Es una pregunta que muchos de nosotros hicimos a papá o mamá en su tiempo, cuando las dudas eran muchas, quizá no más que ahora, pero no teníamos la experiencia que dan los años: los padres, finalmente, eran la guía y el ejemplo de todos los que soñábamos con “ser grandes” y tener una carrera.

Y tristemente, la comunicación entre padres e hijos se está perdiendo poco a poco, porque hemos cambiado prioridades como el trabajo y el hogar, las reuniones sociales y el peligroso juego de la Internet y redes sociales, que se han convertido en el tutor prioritario de nuestros hijos, y en donde hemos dejado voluntaria o involuntariamente, la mayor parte de su formación y de su ejemplo para formar un criterio propio.

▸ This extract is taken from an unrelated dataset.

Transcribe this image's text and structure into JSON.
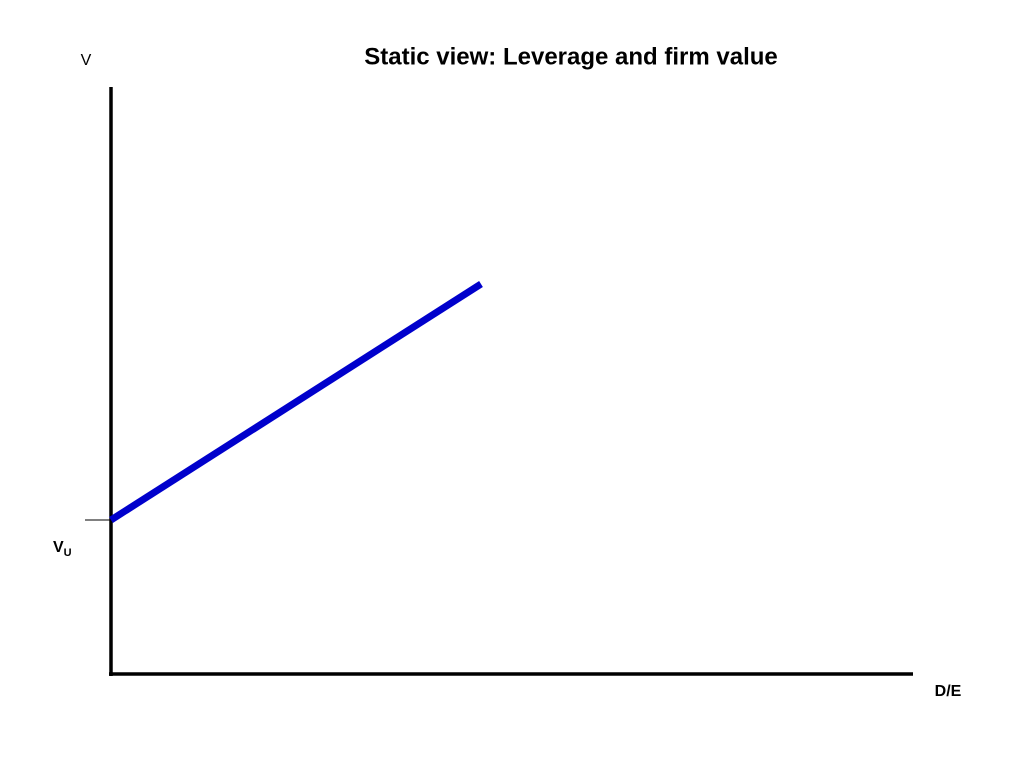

Hemos perdido tiempo precioso sin platicar con ellos, porque hay muchas cosas antes que la necesidad de hacerlo. Los hijos cuestionábamos todo, desde aquella etapa del “por qué” donde los padres se desesperaban porque preguntábamos de todo, hasta nuestros días, cuando llegábamos a preguntar una opinión acerca de lo que pensamos hacer o cómo quisiéramos lograrlo.

El caso es que hoy, nuestros hijos son prestados más que nunca, y los dispositivos móviles ejercen una férrea y egoísta paternidad sobre ellos; la mayoría prefiere estar en su teléfono “inteligente” antes que platicar con los padres o hermanos.

Se dan casos en que los mismos padres impulsamos a nuestros hijos para que no nos interrumpan, y de esa manera seguir con nuestras actividades o programa favorito. Lo grave, muy grave, es que ese fenómeno o problema -como se le quiera ver- se repite en gente de edades que rondan los 40 años, cincuenta, sesenta y más, es decir: todos estamos estupidizados con las redes viendo barbaridades que publican imberbes e impertinentes seres que pocas veces tratamos y los etiquetamos como “amigos”, y lo único que hacen es chulear la foto de la chica que publica, o criticar al sistema de gobierno, sea del partido que sea. También, nos vanagloriamos por leer entre nuestros contactos a esas “madres luchonas” que piensan que el primer paso para serlo es manejar una serie de palabras antaño impublicables, despotricar e inferir maldiciones como cualquier carretonero, pretendiendo convertirse en mujeres “liberadas” o no sabemos qué pretenden demostrar.

Y no porque no conozcan o deban manejarse con esos lenguajes, albures y vulgaridades, sino porque no se escucha ni ve bien, ni en ellas, ni en ellos.

Y convertimos esas redes en tutores de nuestros hijos y pensamos que están mejor informados que nosotros, cuando la verdad es que tienen tanto dato, tanta información que no saben qué hacer con ella, porque no ha sido dosificada ni nada por el estilo.

Es el tiempo de rescatar a nuestros hijos, y mientras más temprano sea, mucho mejor: que sepan que papá o mamá puede escucharlos, y que siguen siendo lo más importante, aunque no lo único, y deberán entender que existen tiempos de trabajo, de diversión y de convivencia, pero que siempre estaremos ahí para ellos.

Llegó la hora de volver a tomar la rienda y jugar un poco a ser padres como lo hicimos en aquellos años en que la infancia era inocencia, diversión y no había balazos ni violaciones. Llegó la hora de tratar de darles calidad a cada uno de ellos, y compartir los momentos que la vida nos permita, convivir, disfrutar, comunicarnos adecuadamente, y despejar juntos las dudas existentes.

Si no hacemos lo anterior, estaremos condenados a ser recordados como los padres que nunca se preocuparon por sus hijos, salvo procrearlos, y ellos estarán condenados a crecer como en la selva: abriéndose paso con sus propios esfuerzos e instinto, sin orientación, sin apoyo, y sin el cariño que con un regalo de un modernísimo teléfono inteligente pretendemos suplir.

El cariño, la compañía no tienen versión: los celulares sí, y cada una tiene caducidad. El amor de los padres y hacia los padres es, o debe ser eterno.